In the eyes of many knowledgeable Israeli observers, improved security in the West Bank and the role played therein by Palestinian security forces is the most important aspect of the Palestinian Authority's successful state-building program of recent years. We pay far less attention to the other aspects: creating judicial, financial and administrative institutions that work and are relatively uncorrupt. We don't particularly care whether the Palestinians have a national bar code system. Only a few Israelis have become involved in the renascent West Bank economy.
Nor is this centrality of security issues unique to Israeli perceptions. The recent unification dialogue between Fateh and Hamas in Damascus has focused, and has virtually collapsed, over the nature and status of a combined security force in the West Bank and the Gaza Strip.
Yet, precisely because the Palestinian security effort in the West Bank has proven so successful and the Israeli man or woman in the street is no longer preoccupied with a Palestinian terrorist threat, there is no strong movement in Israel to make the political sacrifices necessary to reward Palestinians with a state of their own. Thus Prime Minister Binyamin Netanyahu can drag his feet on final status negotiations without paying a domestic political price. Compare this situation to that of the early part of this decade, when frightened Israelis demonstrated and signed petitions in favor of a West Bank security fence to stop terrorist suicide bombers, eventually forcing the hand of a less-than-enthusiastic Sharon government.

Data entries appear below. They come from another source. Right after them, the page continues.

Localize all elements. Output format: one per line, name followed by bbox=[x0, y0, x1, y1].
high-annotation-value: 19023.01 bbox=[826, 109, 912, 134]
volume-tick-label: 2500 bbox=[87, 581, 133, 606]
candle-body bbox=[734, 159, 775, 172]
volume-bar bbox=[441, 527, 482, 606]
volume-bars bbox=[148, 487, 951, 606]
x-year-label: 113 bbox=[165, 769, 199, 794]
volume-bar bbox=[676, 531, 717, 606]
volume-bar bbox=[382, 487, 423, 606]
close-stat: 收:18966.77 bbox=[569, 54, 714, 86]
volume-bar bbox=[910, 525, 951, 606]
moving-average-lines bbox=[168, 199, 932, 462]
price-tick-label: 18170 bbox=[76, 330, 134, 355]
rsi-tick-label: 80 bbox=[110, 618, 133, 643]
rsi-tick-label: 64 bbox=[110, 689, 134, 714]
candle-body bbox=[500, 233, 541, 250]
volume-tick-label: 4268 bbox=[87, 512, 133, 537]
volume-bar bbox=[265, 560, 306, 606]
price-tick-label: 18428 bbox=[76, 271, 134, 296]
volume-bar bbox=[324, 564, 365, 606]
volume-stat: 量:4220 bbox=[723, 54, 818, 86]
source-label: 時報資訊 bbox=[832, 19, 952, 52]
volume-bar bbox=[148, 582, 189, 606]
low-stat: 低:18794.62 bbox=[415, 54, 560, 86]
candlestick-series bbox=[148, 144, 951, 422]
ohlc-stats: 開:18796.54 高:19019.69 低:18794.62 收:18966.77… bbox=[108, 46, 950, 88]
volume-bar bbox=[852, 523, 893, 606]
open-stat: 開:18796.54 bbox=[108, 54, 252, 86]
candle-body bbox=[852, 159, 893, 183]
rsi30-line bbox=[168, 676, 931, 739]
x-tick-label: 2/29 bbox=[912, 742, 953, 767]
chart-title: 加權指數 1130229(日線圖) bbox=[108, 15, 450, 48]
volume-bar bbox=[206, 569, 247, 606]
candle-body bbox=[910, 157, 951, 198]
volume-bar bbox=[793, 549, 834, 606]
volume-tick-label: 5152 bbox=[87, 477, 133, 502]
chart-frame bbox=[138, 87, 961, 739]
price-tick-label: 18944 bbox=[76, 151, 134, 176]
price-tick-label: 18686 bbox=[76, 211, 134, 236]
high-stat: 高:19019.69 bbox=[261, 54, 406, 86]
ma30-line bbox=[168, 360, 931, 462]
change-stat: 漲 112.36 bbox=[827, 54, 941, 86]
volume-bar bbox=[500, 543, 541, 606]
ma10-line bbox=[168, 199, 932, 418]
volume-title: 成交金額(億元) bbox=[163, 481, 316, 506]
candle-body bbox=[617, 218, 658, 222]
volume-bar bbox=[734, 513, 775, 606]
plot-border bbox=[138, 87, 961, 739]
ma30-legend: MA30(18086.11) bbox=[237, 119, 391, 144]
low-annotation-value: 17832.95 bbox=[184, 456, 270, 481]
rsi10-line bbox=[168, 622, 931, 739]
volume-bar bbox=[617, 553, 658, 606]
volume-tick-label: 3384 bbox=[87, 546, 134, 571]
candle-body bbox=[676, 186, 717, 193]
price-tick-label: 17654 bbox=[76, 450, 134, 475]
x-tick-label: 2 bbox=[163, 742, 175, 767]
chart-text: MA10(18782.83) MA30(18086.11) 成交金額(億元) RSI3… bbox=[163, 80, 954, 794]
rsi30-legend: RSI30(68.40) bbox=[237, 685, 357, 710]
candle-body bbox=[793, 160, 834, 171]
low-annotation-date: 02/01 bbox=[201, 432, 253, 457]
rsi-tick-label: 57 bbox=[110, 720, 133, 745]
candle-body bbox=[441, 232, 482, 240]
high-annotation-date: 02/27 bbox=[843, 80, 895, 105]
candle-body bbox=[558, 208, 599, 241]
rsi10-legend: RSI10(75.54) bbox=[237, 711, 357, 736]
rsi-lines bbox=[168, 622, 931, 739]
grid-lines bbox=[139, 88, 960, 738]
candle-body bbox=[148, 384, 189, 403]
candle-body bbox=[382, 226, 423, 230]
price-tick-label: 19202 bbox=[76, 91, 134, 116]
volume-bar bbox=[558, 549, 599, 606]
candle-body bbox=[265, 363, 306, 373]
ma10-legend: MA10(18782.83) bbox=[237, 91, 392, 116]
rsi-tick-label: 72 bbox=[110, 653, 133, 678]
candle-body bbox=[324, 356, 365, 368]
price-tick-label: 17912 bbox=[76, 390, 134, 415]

This helps explain why the positive security legacy in the West Bank left behind by American General Keith Dayton, who departed last month after five years of efforts, provides a significant wind in the sails for only one of the two parallel peace processes that we confront today.
The first, failing process, is the Obama-Clinton-Mitchell effort to maneuver, pressure and entice the Netanyahu government and the PLO into a renewal of comprehensive final status negotiations. The Obama administration has complicated the process by introducing a problematic preoccupation with a settlement construction freeze, while both the Netanyahu government and the PLO leadership under Mahmoud Abbas appear to be too conflicted and constrained ideologically and too hamstrung politically to commit to a serious negotiating progress. The only security element in this process is Netanyahu's demand that final status talks begin with security--seemingly as if Dayton had never existed.
This is not the case with the second process, the Palestinian and Arab countdown toward an effort to gain United Nations recognition of a Palestinian state alongside Israel. Here the Palestinian state-building exercise, spearheaded by the successful security effort, is a key factor in persuading the international community that the Palestinian Authority is ready for the transition from autonomy to statehood. True, security has been enhanced only in the West Bank, and the Hamas leadership ruling the Gaza Strip remains a primary threat to PLO designs regarding the West Bank. Nevertheless, the contrasting role of security in each of the two processes highlights the problematic nature of Washington's role in shepherding them.
On the one hand, as the Dayton mission illustrates, the US (together with the European Union) correctly identified the key role of security in setting the scene for progress of any sort. A major investment in funds, training and expertise that commenced under the George W. Bush administration has paid off handsomely. It's fair to say that the Dayton legacy is the engine driving the state-building process.
On the other, the Obama administration's effort to promote a comprehensive negotiated end-of-conflict agreement within a year has foundered. If this flawed venture continues to be pursued, it could well jeopardize the Dayton achievements and plunge Israel and the West Bank back into some form of renewed conflict.
Thanks to Dayton, Washington would be far better off abandoning its construction freeze and negotiations demands and concentrating instead on making Palestinian unilateral state-building work at the international level. It should be seeking to co-opt Jerusalem into integrating Israel's security and political needs within the framework of the necessary UN resolutions. Rather than trying to sit the reluctant sides down to reach an elusive comprehensive solution within a year, the US should be capitalizing on Dayton's achievement in order to foster an indirectly-negotiated but internationally-recognized partial solution that capitalizes on the Palestinian unilateral state-building initiative and concentrates on borders, settlements, water and security.